En 2025, à plus de soixante-dix ans, il se souvient ce qu’il a ressenti et le raconte, dans « Il déserte » (titre qui dit bien sa blessure), en s'inspirant des chroniques diffusées par son père, et du journal intime, dont la maison d’édition (Dargaud) a tiré un fac-similé magnifique. En effet, il reproduit le journal de bord de ce grand reporter, vedette de télévision, dont l’écriture es aussi illisible que celle d’un médecin. Antoine confesse d’ailleurs n’avoir pas lu ces confessions intimes avant de nombreuses années. Il en a tiré un récit mélancolique qui mêle humour (spécialité de la maison) et réflexion sur les rapports père-fils, dans les années 60-70.

A l’époque, les pères, dont la pudeur était la règle, laissaient l’éducation des enfants aux mamans, trop occupés qu’ils étaient (sic !) par leur travail ; en l’occurrence par leur ego.
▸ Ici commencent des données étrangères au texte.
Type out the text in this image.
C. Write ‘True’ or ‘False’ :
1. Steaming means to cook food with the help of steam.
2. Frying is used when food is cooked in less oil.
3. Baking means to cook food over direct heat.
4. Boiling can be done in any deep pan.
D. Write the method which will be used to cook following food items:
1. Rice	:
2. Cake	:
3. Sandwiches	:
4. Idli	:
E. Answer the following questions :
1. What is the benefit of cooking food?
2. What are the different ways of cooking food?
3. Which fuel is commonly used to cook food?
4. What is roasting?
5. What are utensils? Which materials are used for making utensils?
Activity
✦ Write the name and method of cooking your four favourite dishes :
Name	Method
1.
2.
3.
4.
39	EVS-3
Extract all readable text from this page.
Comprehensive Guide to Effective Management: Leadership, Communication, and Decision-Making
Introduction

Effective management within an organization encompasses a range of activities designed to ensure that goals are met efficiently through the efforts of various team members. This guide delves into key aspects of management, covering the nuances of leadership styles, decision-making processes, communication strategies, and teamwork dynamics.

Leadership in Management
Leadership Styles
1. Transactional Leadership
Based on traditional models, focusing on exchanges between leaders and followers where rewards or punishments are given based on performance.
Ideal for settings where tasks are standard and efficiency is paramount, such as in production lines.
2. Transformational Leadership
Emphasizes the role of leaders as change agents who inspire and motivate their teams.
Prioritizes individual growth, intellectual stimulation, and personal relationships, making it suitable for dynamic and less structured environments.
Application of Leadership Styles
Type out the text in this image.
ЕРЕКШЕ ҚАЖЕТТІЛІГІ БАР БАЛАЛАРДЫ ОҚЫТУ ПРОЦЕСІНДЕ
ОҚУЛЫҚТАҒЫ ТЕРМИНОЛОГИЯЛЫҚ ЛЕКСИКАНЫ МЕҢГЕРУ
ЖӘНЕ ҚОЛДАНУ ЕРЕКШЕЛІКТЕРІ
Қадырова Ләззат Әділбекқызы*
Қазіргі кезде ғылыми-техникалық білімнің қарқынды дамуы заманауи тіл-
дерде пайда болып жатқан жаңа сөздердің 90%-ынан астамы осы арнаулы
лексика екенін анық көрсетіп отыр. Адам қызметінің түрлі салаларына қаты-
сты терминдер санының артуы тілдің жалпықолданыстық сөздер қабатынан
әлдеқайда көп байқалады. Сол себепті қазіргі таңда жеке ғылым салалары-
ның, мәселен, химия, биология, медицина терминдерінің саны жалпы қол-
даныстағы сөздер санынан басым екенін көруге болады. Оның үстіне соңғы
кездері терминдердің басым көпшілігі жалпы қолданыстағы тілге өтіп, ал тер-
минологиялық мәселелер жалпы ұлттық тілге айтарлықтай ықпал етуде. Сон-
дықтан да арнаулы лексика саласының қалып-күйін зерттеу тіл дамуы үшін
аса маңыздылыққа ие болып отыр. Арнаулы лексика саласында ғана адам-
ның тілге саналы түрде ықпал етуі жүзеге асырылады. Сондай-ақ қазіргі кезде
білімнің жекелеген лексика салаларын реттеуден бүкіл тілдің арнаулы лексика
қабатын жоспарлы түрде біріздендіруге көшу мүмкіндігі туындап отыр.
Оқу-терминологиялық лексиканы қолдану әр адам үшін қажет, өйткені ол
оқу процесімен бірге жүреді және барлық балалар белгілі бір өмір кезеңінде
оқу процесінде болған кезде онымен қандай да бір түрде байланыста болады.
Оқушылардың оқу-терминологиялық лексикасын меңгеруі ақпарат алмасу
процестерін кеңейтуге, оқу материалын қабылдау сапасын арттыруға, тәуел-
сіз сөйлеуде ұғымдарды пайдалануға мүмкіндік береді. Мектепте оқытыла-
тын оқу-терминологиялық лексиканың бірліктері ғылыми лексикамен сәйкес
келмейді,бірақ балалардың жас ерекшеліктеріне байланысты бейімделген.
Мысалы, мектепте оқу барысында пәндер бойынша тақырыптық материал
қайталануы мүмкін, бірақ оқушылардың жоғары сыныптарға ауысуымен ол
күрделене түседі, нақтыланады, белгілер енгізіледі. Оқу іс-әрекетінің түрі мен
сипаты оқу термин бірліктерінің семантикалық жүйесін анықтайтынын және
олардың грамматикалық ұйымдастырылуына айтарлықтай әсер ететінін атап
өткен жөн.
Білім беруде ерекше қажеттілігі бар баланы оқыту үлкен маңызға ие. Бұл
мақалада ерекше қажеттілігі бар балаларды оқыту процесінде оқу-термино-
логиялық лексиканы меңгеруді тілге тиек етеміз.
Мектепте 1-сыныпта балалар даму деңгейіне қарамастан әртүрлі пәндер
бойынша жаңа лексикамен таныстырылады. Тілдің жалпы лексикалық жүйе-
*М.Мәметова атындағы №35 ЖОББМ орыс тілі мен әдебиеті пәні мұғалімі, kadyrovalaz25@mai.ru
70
En bon enfant du rock, et de la télé, qu’il est, Antoine même devenu « vieux », ne peut pas l’écrire. La vérité, c’est que celui qui prétendait mener une vie d’aventurier, au lieu de se contenter de suivre les vrais baroudeurs-bourlingueurs du moment, tels Paul-Emile Victor (dit PEV) et Joseph Kessel, ou Alain Bombard (connu pour avoir traversé l’Atlantique dans un bateau pneumatique, en 1952), voulait « faire parler de lui, sous prétexte de « revenir à l'essentiel ». Ses exploits n’ont d’autre but que d’être mis en page dans Paris Match.

Georges, l’homme de plateau télé (c’est l’époque de « Cinq colonnes à la Une », et des grandes heures de l’ORTF), ambitionnait de vivre « la vie d'un naufragé. Il entendait vivre une aventure, pour « ressentir son désespoir, sa solitude et se confronter à la nature, aux éléments.», oubliant que c’est un citadin, vivant une confortable existence bourgeoise, il semble découvrir que les moustiques ça pique, que le soleil chauffe et que les bestioles des îles sont loin d’être hospitalières. Koh-Lanta avant la lettre… Très vite, il suffoque, dort mal, s’échine à faire pousser d'hypothétiques légumes, sur une terre sèche, pas faite pour ça (ça se saurait). Il survit en mangeant des moutons, tués à la carabine, qui pullulent sur l’île.

L'expérience en immersion se révèle une galère sans nom. Le soir, il raconte une autre histoire à la radio, diffusée en France, dans les chaumières, il édulcore. En réalité, il s’épuise physiquement et moralement. Pendant ce temps-là, au fond de son lit, Antoine imagine des attaques de pirates féroces. Il angoisse : « On communiquait chacun sur notre îlot de solitude », résume-t-il. Au bout de quatre mois, à bout de forces, amaigri, Georges de Caunes est rapatrié sur ordre d'un médecin. C’est un fiasco.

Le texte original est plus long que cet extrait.